The Oklahoma native has written songs for country music powerhouses like Eric Church and Miranda Lambert, but when writing for his own band, there are no barriers. This shines through on the playful soul jam "Whatever Blows Your Hair Back," where Dick opts to keep a melodic placeholder in the hook in lieu of jamming a bunch of words into its spot.
Dick channels his inner D'Angelo here, ooing and cooing his way through the song, as he probes, "What puts the spike in the middle / Right in the middle of your lemonade?"
— Ryan LaCroix, KOSU's
The Burns Twins, 'Day By Day'
From Day By Day
Chicago multi-instrumentalist producers Eddie and Iz, The Burns Twins, have provided compositions for numerous up-and-coming Chicago acts.
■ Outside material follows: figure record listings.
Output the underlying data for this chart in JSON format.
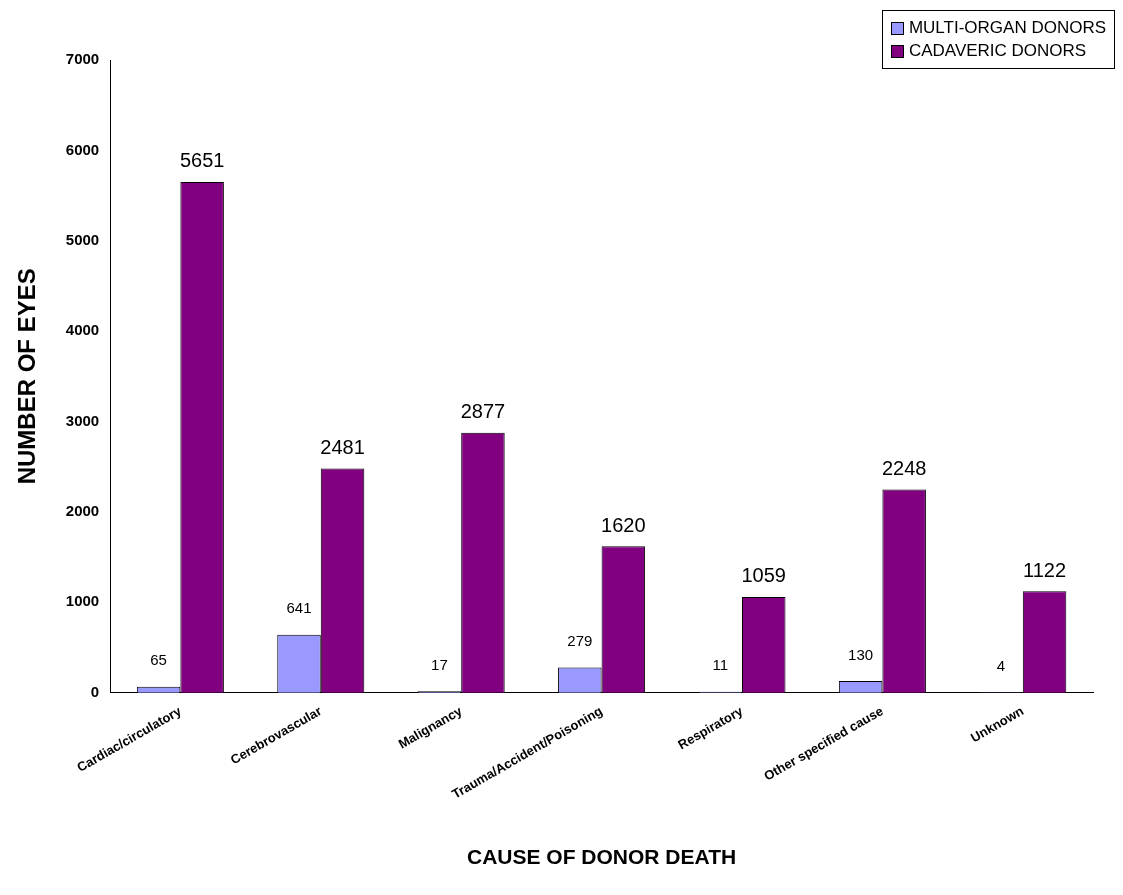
{
  "chart_data": {
    "type": "bar",
    "xlabel": "CAUSE OF DONOR DEATH",
    "ylabel": "NUMBER OF EYES",
    "categories": [
      "Cardiac/circulatory",
      "Cerebrovascular",
      "Malignancy",
      "Trauma/Accident/Poisoning",
      "Respiratory",
      "Other specified cause",
      "Unknown"
    ],
    "series": [
      {
        "name": "MULTI-ORGAN DONORS",
        "color": "#9999ff",
        "values": [
          65,
          641,
          17,
          279,
          11,
          130,
          4
        ]
      },
      {
        "name": "CADAVERIC DONORS",
        "color": "#800080",
        "values": [
          5651,
          2481,
          2877,
          1620,
          1059,
          2248,
          1122
        ]
      }
    ],
    "ylim": [
      0,
      7000
    ],
    "yticks": [
      0,
      1000,
      2000,
      3000,
      4000,
      5000,
      6000,
      7000
    ],
    "grid": false,
    "legend": "top right",
    "data_labels": true
  }
}
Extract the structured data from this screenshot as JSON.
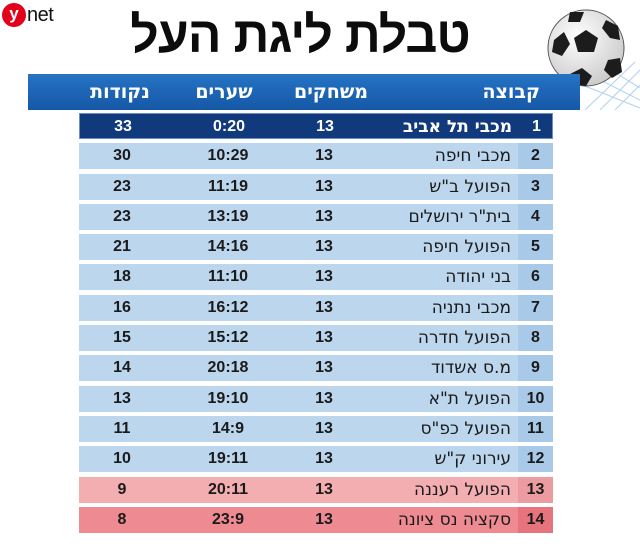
{
  "logo": {
    "y": "y",
    "net": "net"
  },
  "title": "טבלת ליגת העל",
  "header": {
    "team": "קבוצה",
    "games": "משחקים",
    "goals": "שערים",
    "points": "נקודות"
  },
  "rows": [
    {
      "rank": "1",
      "team": "מכבי תל אביב",
      "games": "13",
      "goals": "0:20",
      "points": "33"
    },
    {
      "rank": "2",
      "team": "מכבי חיפה",
      "games": "13",
      "goals": "10:29",
      "points": "30"
    },
    {
      "rank": "3",
      "team": "הפועל ב\"ש",
      "games": "13",
      "goals": "11:19",
      "points": "23"
    },
    {
      "rank": "4",
      "team": "בית\"ר ירושלים",
      "games": "13",
      "goals": "13:19",
      "points": "23"
    },
    {
      "rank": "5",
      "team": "הפועל חיפה",
      "games": "13",
      "goals": "14:16",
      "points": "21"
    },
    {
      "rank": "6",
      "team": "בני יהודה",
      "games": "13",
      "goals": "11:10",
      "points": "18"
    },
    {
      "rank": "7",
      "team": "מכבי נתניה",
      "games": "13",
      "goals": "16:12",
      "points": "16"
    },
    {
      "rank": "8",
      "team": "הפועל חדרה",
      "games": "13",
      "goals": "15:12",
      "points": "15"
    },
    {
      "rank": "9",
      "team": "מ.ס אשדוד",
      "games": "13",
      "goals": "20:18",
      "points": "14"
    },
    {
      "rank": "10",
      "team": "הפועל ת\"א",
      "games": "13",
      "goals": "19:10",
      "points": "13"
    },
    {
      "rank": "11",
      "team": "הפועל כפ\"ס",
      "games": "13",
      "goals": "14:9",
      "points": "11"
    },
    {
      "rank": "12",
      "team": "עירוני ק\"ש",
      "games": "13",
      "goals": "19:11",
      "points": "10"
    },
    {
      "rank": "13",
      "team": "הפועל רעננה",
      "games": "13",
      "goals": "20:11",
      "points": "9"
    },
    {
      "rank": "14",
      "team": "סקציה נס ציונה",
      "games": "13",
      "goals": "23:9",
      "points": "8"
    }
  ],
  "colors": {
    "header": "#1a64b4",
    "leader": "#113a7c",
    "row": "#bcd6ee",
    "relegation_13": "#f3aeb2",
    "relegation_14": "#ee8a92"
  },
  "icons": {
    "ball": "soccer-ball-icon"
  }
}
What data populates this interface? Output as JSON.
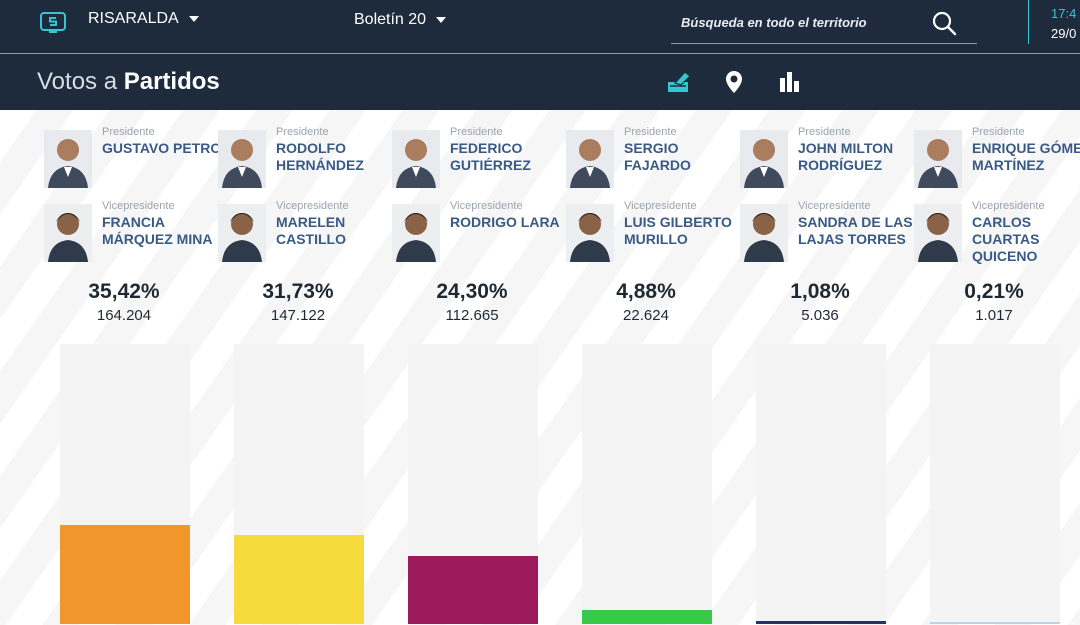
{
  "header": {
    "region": "RISARALDA",
    "bulletin": "Boletín 20",
    "search_placeholder": "Búsqueda en todo el territorio",
    "time": "17:4",
    "date": "29/0"
  },
  "title": {
    "prefix": "Votos a",
    "main": "Partidos"
  },
  "toolbar": {
    "icons": [
      "ballot-box-icon",
      "map-pin-icon",
      "bar-chart-icon"
    ]
  },
  "colors": {
    "header_bg": "#1e2b3c",
    "accent": "#35c6cf",
    "name_text": "#3a5a86"
  },
  "candidates": [
    {
      "president": {
        "role": "Presidente",
        "name": "GUSTAVO PETRO"
      },
      "vice": {
        "role": "Vicepresidente",
        "name": "FRANCIA MÁRQUEZ MINA"
      },
      "percent": "35,42%",
      "votes": "164.204",
      "share": 35.42,
      "color": "#f0962a"
    },
    {
      "president": {
        "role": "Presidente",
        "name": "RODOLFO HERNÁNDEZ"
      },
      "vice": {
        "role": "Vicepresidente",
        "name": "MARELEN CASTILLO"
      },
      "percent": "31,73%",
      "votes": "147.122",
      "share": 31.73,
      "color": "#f5dc3c"
    },
    {
      "president": {
        "role": "Presidente",
        "name": "FEDERICO GUTIÉRREZ"
      },
      "vice": {
        "role": "Vicepresidente",
        "name": "RODRIGO LARA"
      },
      "percent": "24,30%",
      "votes": "112.665",
      "share": 24.3,
      "color": "#9c1a5c"
    },
    {
      "president": {
        "role": "Presidente",
        "name": "SERGIO FAJARDO"
      },
      "vice": {
        "role": "Vicepresidente",
        "name": "LUIS GILBERTO MURILLO"
      },
      "percent": "4,88%",
      "votes": "22.624",
      "share": 4.88,
      "color": "#38c94a"
    },
    {
      "president": {
        "role": "Presidente",
        "name": "JOHN MILTON RODRÍGUEZ"
      },
      "vice": {
        "role": "Vicepresidente",
        "name": "SANDRA DE LAS LAJAS TORRES"
      },
      "percent": "1,08%",
      "votes": "5.036",
      "share": 1.08,
      "color": "#243468"
    },
    {
      "president": {
        "role": "Presidente",
        "name": "ENRIQUE GÓMEZ MARTÍNEZ"
      },
      "vice": {
        "role": "Vicepresidente",
        "name": "CARLOS CUARTAS QUICENO"
      },
      "percent": "0,21%",
      "votes": "1.017",
      "share": 0.21,
      "color": "#b9d3ec"
    }
  ],
  "chart_data": {
    "type": "bar",
    "categories": [
      "GUSTAVO PETRO",
      "RODOLFO HERNÁNDEZ",
      "FEDERICO GUTIÉRREZ",
      "SERGIO FAJARDO",
      "JOHN MILTON RODRÍGUEZ",
      "ENRIQUE GÓMEZ MARTÍNEZ"
    ],
    "values": [
      35.42,
      31.73,
      24.3,
      4.88,
      1.08,
      0.21
    ],
    "ylim": [
      0,
      100
    ],
    "grid": false
  }
}
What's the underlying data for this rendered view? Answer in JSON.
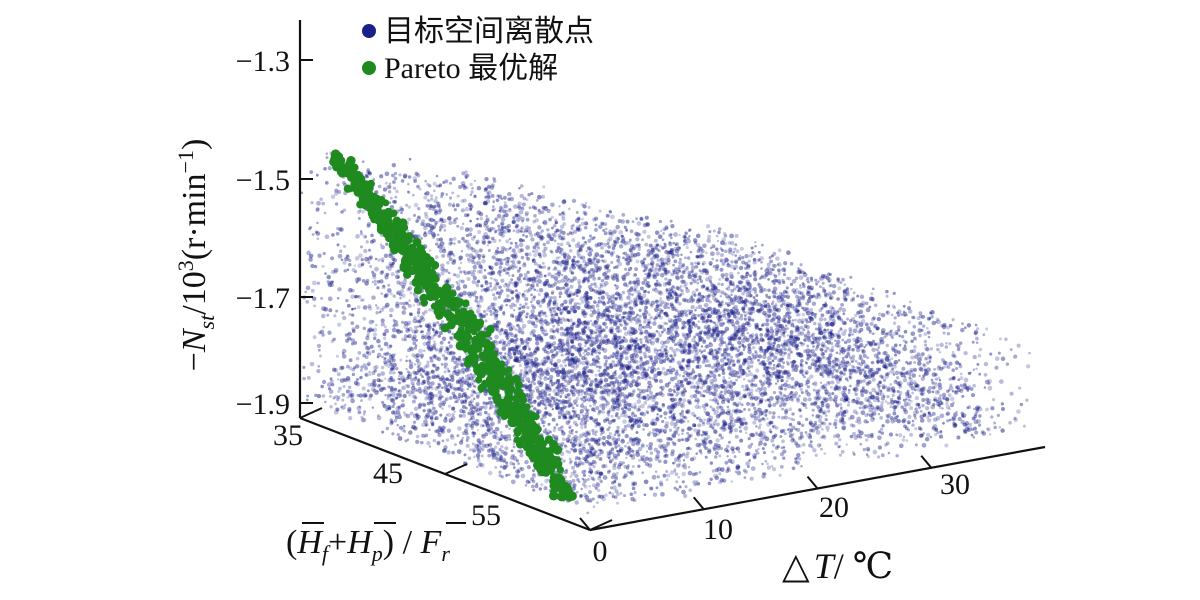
{
  "chart_data": {
    "type": "scatter",
    "projection": "3d",
    "legend_position": "top-left",
    "grid": false,
    "series": [
      {
        "name": "目标空间离散点",
        "color": "#1a1f8a",
        "count_estimate": 9000,
        "x_range": [
          0,
          39
        ],
        "y_range": [
          35,
          55
        ],
        "z_range": [
          -1.9,
          -1.46
        ]
      },
      {
        "name": "Pareto 最优解",
        "color": "#1f8a1f",
        "count_estimate": 600,
        "x_range": [
          0,
          3
        ],
        "y_range": [
          35,
          55
        ],
        "z_range": [
          -1.9,
          -1.45
        ],
        "points_sample": [
          {
            "x": 0.0,
            "y": 53.0,
            "z": -1.9
          },
          {
            "x": 0.2,
            "y": 51.0,
            "z": -1.86
          },
          {
            "x": 0.5,
            "y": 49.0,
            "z": -1.82
          },
          {
            "x": 0.8,
            "y": 47.0,
            "z": -1.78
          },
          {
            "x": 1.0,
            "y": 45.0,
            "z": -1.74
          },
          {
            "x": 1.2,
            "y": 43.0,
            "z": -1.7
          },
          {
            "x": 1.4,
            "y": 41.5,
            "z": -1.66
          },
          {
            "x": 1.6,
            "y": 40.0,
            "z": -1.62
          },
          {
            "x": 1.8,
            "y": 39.0,
            "z": -1.58
          },
          {
            "x": 2.0,
            "y": 38.0,
            "z": -1.54
          },
          {
            "x": 2.2,
            "y": 37.5,
            "z": -1.5
          },
          {
            "x": 2.4,
            "y": 37.0,
            "z": -1.46
          }
        ]
      }
    ],
    "axes": {
      "x": {
        "label": "△T/ ℃",
        "ticks": [
          0,
          10,
          20,
          30
        ],
        "tick_labels": [
          "0",
          "10",
          "20",
          "30"
        ],
        "range": [
          0,
          40
        ]
      },
      "y": {
        "label": "(H̄f+H̄p) / F̄r",
        "ticks": [
          35,
          45,
          55
        ],
        "tick_labels": [
          "35",
          "45",
          "55"
        ],
        "range": [
          35,
          55
        ]
      },
      "z": {
        "label": "−Nst/10³(r·min⁻¹)",
        "ticks": [
          -1.3,
          -1.5,
          -1.7,
          -1.9
        ],
        "tick_labels": [
          "−1.3",
          "−1.5",
          "−1.7",
          "−1.9"
        ],
        "range": [
          -1.9,
          -1.25
        ]
      }
    }
  }
}
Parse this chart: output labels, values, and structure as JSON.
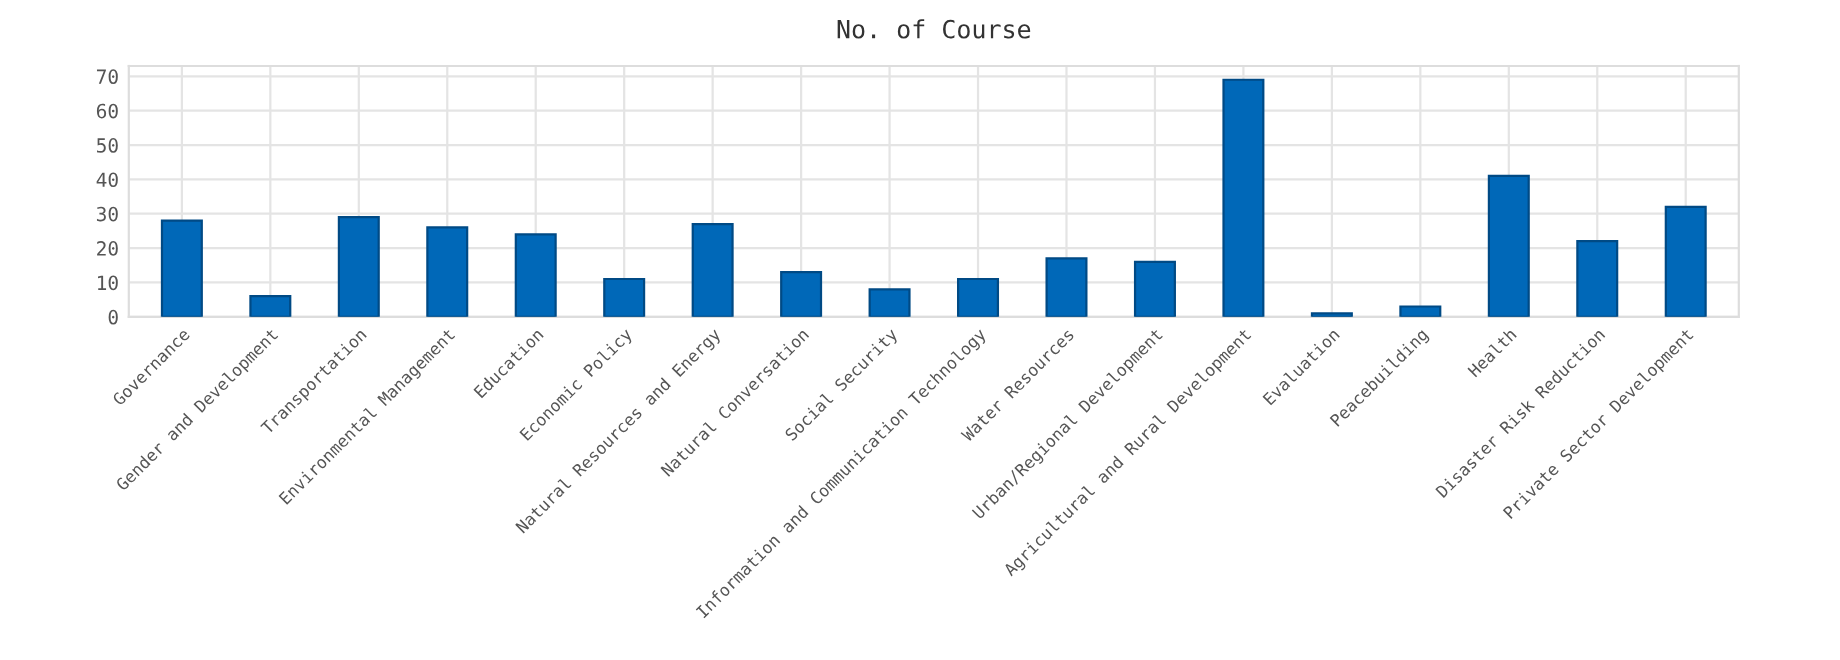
{
  "chart_data": {
    "type": "bar",
    "title": "No. of Course",
    "categories": [
      "Governance",
      "Gender and Development",
      "Transportation",
      "Environmental Management",
      "Education",
      "Economic Policy",
      "Natural Resources and Energy",
      "Natural Conversation",
      "Social Security",
      "Information and Communication Technology",
      "Water Resources",
      "Urban/Regional Development",
      "Agricultural and Rural Development",
      "Evaluation",
      "Peacebuilding",
      "Health",
      "Disaster Risk Reduction",
      "Private Sector Development"
    ],
    "values": [
      28,
      6,
      29,
      26,
      24,
      11,
      27,
      13,
      8,
      11,
      17,
      16,
      69,
      1,
      3,
      41,
      22,
      32
    ],
    "color": "#0068b8",
    "ylim": [
      0,
      73
    ],
    "yticks": [
      0,
      10,
      20,
      30,
      40,
      50,
      60,
      70
    ],
    "grid": true
  }
}
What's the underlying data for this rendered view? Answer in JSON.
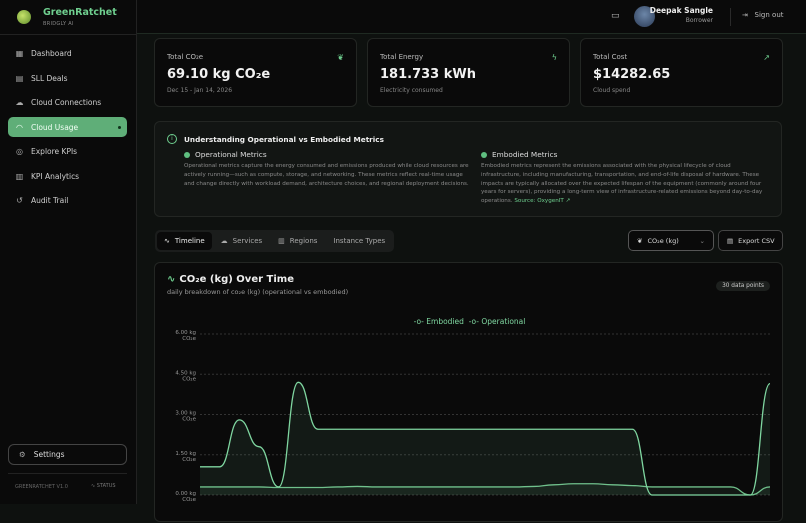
{
  "brand": {
    "name": "GreenRatchet",
    "subtitle": "BRIDGLY AI"
  },
  "sidebar": {
    "items": [
      {
        "label": "Dashboard",
        "icon": "grid-icon"
      },
      {
        "label": "SLL Deals",
        "icon": "document-icon"
      },
      {
        "label": "Cloud Connections",
        "icon": "cloud-icon"
      },
      {
        "label": "Cloud Usage",
        "icon": "gauge-icon",
        "active": true
      },
      {
        "label": "Explore KPIs",
        "icon": "target-icon"
      },
      {
        "label": "KPI Analytics",
        "icon": "bar-chart-icon"
      },
      {
        "label": "Audit Trail",
        "icon": "history-icon"
      }
    ],
    "settings": "Settings",
    "version": "GREENRATCHET V1.0",
    "status": "STATUS"
  },
  "header": {
    "user_name": "Deepak Sangle",
    "user_role": "Borrower",
    "sign_out": "Sign out"
  },
  "kpis": [
    {
      "label": "Total CO₂e",
      "value": "69.10 kg CO₂e",
      "sub": "Dec 15 - Jan 14, 2026",
      "icon": "leaf-icon"
    },
    {
      "label": "Total Energy",
      "value": "181.733 kWh",
      "sub": "Electricity consumed",
      "icon": "lightning-icon"
    },
    {
      "label": "Total Cost",
      "value": "$14282.65",
      "sub": "Cloud spend",
      "icon": "trending-up-icon"
    }
  ],
  "info": {
    "title": "Understanding Operational vs Embodied Metrics",
    "operational_title": "Operational Metrics",
    "operational_text": "Operational metrics capture the energy consumed and emissions produced while cloud resources are actively running—such as compute, storage, and networking. These metrics reflect real-time usage and change directly with workload demand, architecture choices, and regional deployment decisions.",
    "embodied_title": "Embodied Metrics",
    "embodied_text": "Embodied metrics represent the emissions associated with the physical lifecycle of cloud infrastructure, including manufacturing, transportation, and end-of-life disposal of hardware. These impacts are typically allocated over the expected lifespan of the equipment (commonly around four years for servers), providing a long-term view of infrastructure-related emissions beyond day-to-day operations.",
    "source_link": "Source: OxygenIT"
  },
  "tabs": [
    "Timeline",
    "Services",
    "Regions",
    "Instance Types"
  ],
  "metric_select": "CO₂e (kg)",
  "export_label": "Export CSV",
  "chart_card": {
    "title": "CO₂e (kg) Over Time",
    "subtitle": "daily breakdown of co₂e (kg) (operational vs embodied)",
    "badge": "30 data points"
  },
  "colors": {
    "accent": "#5fae78",
    "operational": "#7fd6a0",
    "embodied": "#6fbf8a"
  },
  "chart_data": {
    "type": "area",
    "ylim": [
      0,
      6
    ],
    "yticks": [
      "0.00 kg CO₂e",
      "1.50 kg CO₂e",
      "3.00 kg CO₂e",
      "4.50 kg CO₂e",
      "6.00 kg CO₂e"
    ],
    "ytick_values": [
      0,
      1.5,
      3,
      4.5,
      6
    ],
    "grid": true,
    "legend": "top-center",
    "series": [
      {
        "name": "Embodied",
        "values": [
          0.3,
          0.3,
          0.3,
          0.3,
          0.28,
          0.28,
          0.28,
          0.3,
          0.32,
          0.3,
          0.3,
          0.3,
          0.3,
          0.3,
          0.3,
          0.3,
          0.3,
          0.32,
          0.38,
          0.42,
          0.42,
          0.38,
          0.35,
          0.3,
          0.3,
          0.3,
          0.3,
          0.3,
          0.0,
          0.3
        ]
      },
      {
        "name": "Operational",
        "values": [
          1.05,
          1.05,
          2.8,
          1.8,
          0.3,
          4.2,
          2.45,
          2.45,
          2.45,
          2.45,
          2.45,
          2.45,
          2.45,
          2.45,
          2.45,
          2.45,
          2.45,
          2.45,
          2.45,
          2.45,
          2.45,
          2.45,
          2.45,
          0.0,
          0.0,
          0.0,
          0.0,
          0.0,
          0.0,
          4.15
        ]
      }
    ]
  }
}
Though trained in conventional jazz, the Twins are informed by an array of genres, each adding an element of flavor to their distinct sound. On the heels of their well-received EP Sweet ESL, Eddie and Iz have released their first new song in over a year, the excellent "Day By Day." True to Burns Twins form, the song is a collaboration, featuring singers Sam Hudgens and Omar Apollo. On the song, a warm piano line leads the way for Latin percussion, clean horns and soulful vocals. Each part works in unison to convey the song's guiding principle: Life come at you fast, so be sure to take it day by day.